Aaron runs a very popular lunch spot. He's the kind of person who can talk to anybody. He didn't turn the motorist into a friend and advocate, but he held his ground on behalf of all street-clothes cyclists who choose to ride to work. I feel really good knowing people like him are part of the equation. In the final analysis, a bunch of riders like Aaron do more than most professional cycling teams to make the point that bike riding is for everyone, the more the better.
"It's tough at the beginning of the season," Aaron said Saturday as we discussed our respective commuting routes. "Drivers aren't used to seeing us."
As I watched a driver weaving all over the road on Saturday, probably texting, I wondered if they see anything. On the plus side, the weaving wordsmith was at least driving slowly as he fumbled with the keypad. It might give him an outside chance of spotting a cyclist in his peripheral vision in time to swerve into oncoming traffic instead.
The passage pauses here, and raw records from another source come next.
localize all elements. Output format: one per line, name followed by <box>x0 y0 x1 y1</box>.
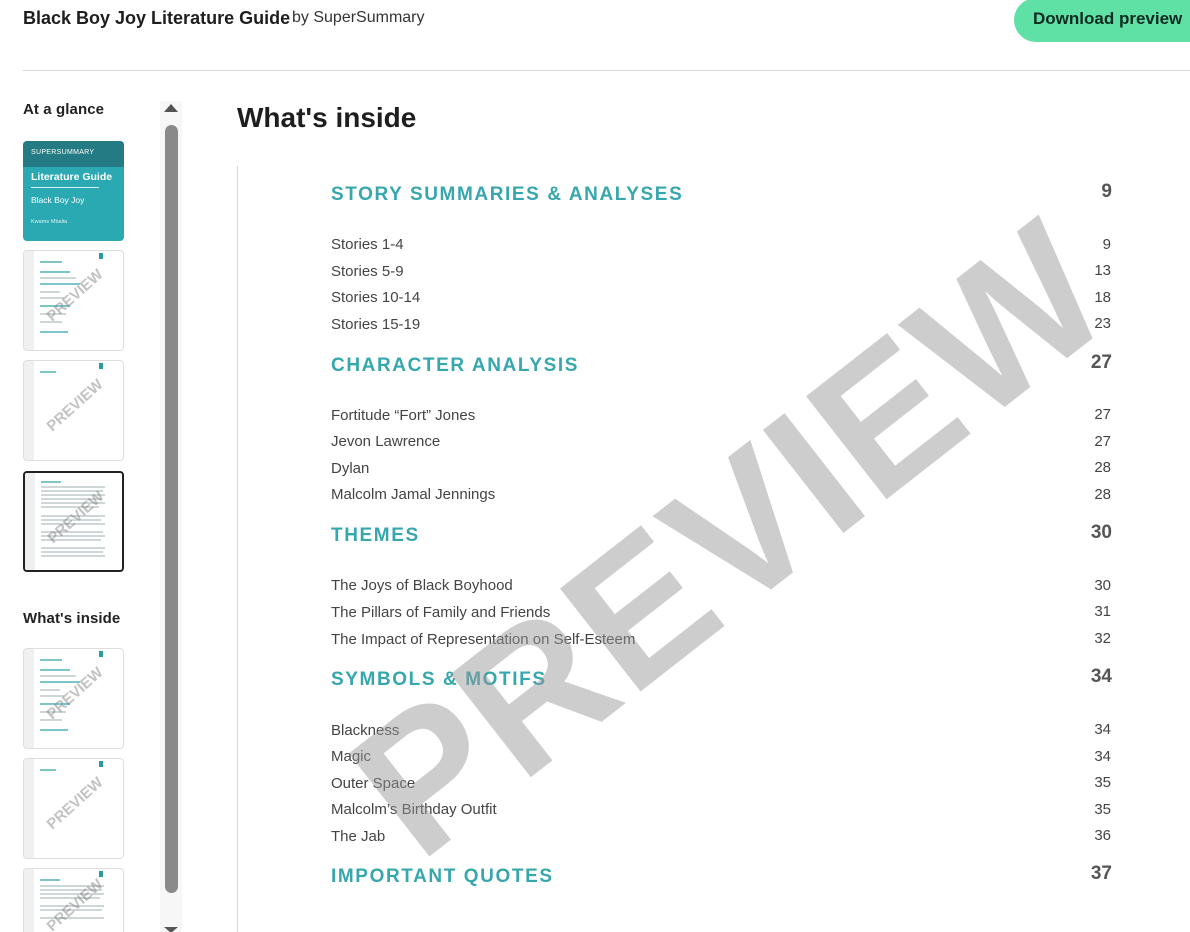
cover-guide-label: Literature Guide <box>31 171 113 183</box>
toc-item[interactable]: Stories 15-19 <box>331 316 420 333</box>
thumb-watermark: PREVIEW <box>44 488 108 547</box>
thumb-watermark: PREVIEW <box>43 664 107 723</box>
thumb-line <box>41 481 61 483</box>
scroll-up-arrow-icon[interactable] <box>164 104 178 112</box>
thumb-margin <box>24 759 34 858</box>
toc-item[interactable]: The Joys of Black Boyhood <box>331 577 513 594</box>
toc-item[interactable]: The Impact of Representation on Self-Est… <box>331 631 635 648</box>
at-a-glance-label: At a glance <box>23 101 105 118</box>
thumb-line <box>40 669 70 671</box>
thumb-line <box>40 879 60 881</box>
toc-item[interactable]: Blackness <box>331 722 399 739</box>
toc-item-page: 35 <box>1094 774 1111 791</box>
toc-item-page: 9 <box>1102 236 1111 253</box>
thumb-margin <box>24 649 34 748</box>
thumb-line <box>40 729 68 731</box>
toc-item-page: 28 <box>1094 486 1111 503</box>
toc-section-title[interactable]: STORY SUMMARIES & ANALYSES <box>331 184 683 206</box>
toc-item-page: 23 <box>1094 315 1111 332</box>
toc-item-page: 27 <box>1094 406 1111 423</box>
toc-section-page: 30 <box>1090 522 1112 543</box>
toc-item[interactable]: Magic <box>331 748 371 765</box>
thumb-margin <box>24 361 34 460</box>
cover-book-title: Black Boy Joy <box>31 195 85 205</box>
page-thumbnail[interactable]: PREVIEW <box>23 360 124 461</box>
toc-frame-border <box>237 166 238 932</box>
cover-divider <box>31 187 99 188</box>
thumb-line <box>40 689 60 691</box>
page-thumbnail[interactable]: PREVIEW <box>23 868 124 932</box>
whats-inside-label: What's inside <box>23 610 121 627</box>
toc-section-page: 27 <box>1090 352 1112 373</box>
download-preview-button[interactable]: Download preview <box>1014 0 1190 42</box>
thumb-line <box>40 371 56 373</box>
toc-section-title[interactable]: SYMBOLS & MOTIFS <box>331 669 547 691</box>
toc-item-page: 30 <box>1094 577 1111 594</box>
toc-item[interactable]: Malcolm Jamal Jennings <box>331 486 495 503</box>
toc-item[interactable]: The Pillars of Family and Friends <box>331 604 550 621</box>
thumb-margin <box>24 251 34 350</box>
thumb-line <box>41 555 105 557</box>
scrollbar-thumb[interactable] <box>165 125 178 893</box>
thumb-line <box>40 261 62 263</box>
toc-item-page: 34 <box>1094 748 1111 765</box>
thumb-line <box>40 277 76 279</box>
toc-item-page: 18 <box>1094 289 1111 306</box>
toc-item[interactable]: Stories 1-4 <box>331 236 404 253</box>
toc-item-page: 28 <box>1094 459 1111 476</box>
thumb-watermark: PREVIEW <box>43 376 107 435</box>
toc-item[interactable]: Stories 10-14 <box>331 289 420 306</box>
thumb-margin <box>24 869 34 932</box>
toc-item-page: 36 <box>1094 827 1111 844</box>
thumb-watermark: PREVIEW <box>43 774 107 833</box>
page-thumbnail[interactable]: PREVIEW <box>23 250 124 351</box>
thumb-line <box>40 331 68 333</box>
toc-item-page: 35 <box>1094 801 1111 818</box>
toc-item-page: 31 <box>1094 603 1111 620</box>
toc-section-page: 9 <box>1101 181 1112 202</box>
toc-item[interactable]: Jevon Lawrence <box>331 433 440 450</box>
header-divider <box>23 70 1190 71</box>
toc-item-page: 34 <box>1094 721 1111 738</box>
toc-item[interactable]: Outer Space <box>331 775 415 792</box>
page-thumbnail[interactable]: PREVIEW <box>23 758 124 859</box>
toc-item[interactable]: Dylan <box>331 460 369 477</box>
byline: by SuperSummary <box>292 9 425 26</box>
toc-item[interactable]: Stories 5-9 <box>331 263 404 280</box>
page-title: What's inside <box>237 102 417 133</box>
thumb-line <box>40 769 56 771</box>
page-thumbnail-active[interactable]: PREVIEW <box>23 471 124 572</box>
toc-item-page: 27 <box>1094 433 1111 450</box>
thumbnail-sidebar: At a glance SUPERSUMMARY Literature Guid… <box>0 71 190 932</box>
thumb-line <box>40 659 62 661</box>
toc-item-page: 13 <box>1094 262 1111 279</box>
scroll-down-arrow-icon[interactable] <box>164 927 178 932</box>
toc-section-page: 37 <box>1090 863 1112 884</box>
page-thumbnail[interactable]: PREVIEW <box>23 648 124 749</box>
brand-logo: SUPERSUMMARY <box>31 149 95 156</box>
toc-section-title[interactable]: IMPORTANT QUOTES <box>331 866 554 888</box>
thumb-watermark: PREVIEW <box>43 266 107 325</box>
cover-author: Kwame Mbalia <box>31 219 68 225</box>
page-header: Black Boy Joy Literature Guide by SuperS… <box>0 0 1190 71</box>
thumb-line <box>40 675 76 677</box>
toc-item-page: 32 <box>1094 630 1111 647</box>
thumb-line <box>40 271 70 273</box>
thumb-line <box>40 291 60 293</box>
toc-item[interactable]: Malcolm’s Birthday Outfit <box>331 801 497 818</box>
toc-item[interactable]: Fortitude “Fort” Jones <box>331 407 475 424</box>
toc-section-page: 34 <box>1090 666 1112 687</box>
cover-thumbnail[interactable]: SUPERSUMMARY Literature Guide Black Boy … <box>23 141 124 241</box>
thumb-margin <box>25 473 35 570</box>
guide-title: Black Boy Joy Literature Guide <box>23 8 291 28</box>
toc-section-title[interactable]: THEMES <box>331 525 420 547</box>
toc-item[interactable]: The Jab <box>331 828 385 845</box>
toc-section-title[interactable]: CHARACTER ANALYSIS <box>331 355 579 377</box>
preview-watermark: PREVIEW <box>314 181 1147 897</box>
Daylight Relocating Time signals the beginning of my commute, so I guess it's on. I'm glad to be able to get out of the car. I do wish it could be nonstop fun with no a**holes, but we are still dealing with the human race here.
Saturday, March 06, 2010
Cyclists who get fat and slow over the winter continue to get fatter and slower until the very day they begin riding again.
This has been my worst winter for physical conditioning in 30 years. My training regimen has consisted of one-handed curls with too many mugs of coffee, staring moodily out the window, and bad fiddle playing. Really bad fiddle playing, in case you think I'm just being modest. Somehow, the idea of learning to play the damn thing from a very late start in life has seized my interest. Many things encroach easily on the time once set aside for the weight bench, indoor ski machine and rollers.
We've shortened Sunday hours at the shop so I can fit a commute into daylight. Because so much of my route is on dark, hilly, rural highways I have not bothered to challenge the concerns of my loved ones by riding the commute in the dark too often. However, this schedule change will help me get several more rides before Daylight Relocating Time starts next Sunday. At that point only ice and snow will stop the commute. Those are hardly unlikely, even in a shabby winter like this one. We shall see.
I always have to retrain the motoring public to watch out for smaller road users during this part of the season. I'm considering getting a jersey that says, "honk if you love my middle finger." At least that way they've been warned.
I do try to restrain the digital reflex, since it doesn't really help. I'll really have made it to a higher plane when I no longer get pissed off at all. I can't imagine that happening very soon, but maybe if I cut back severely on the caffeine...
It's really weird to have early March look this much like early April. I've ridden in the snow in late May, so winter could draw a bead on us at any time. Meanwhile it's time to crawl out of the den as much as possible.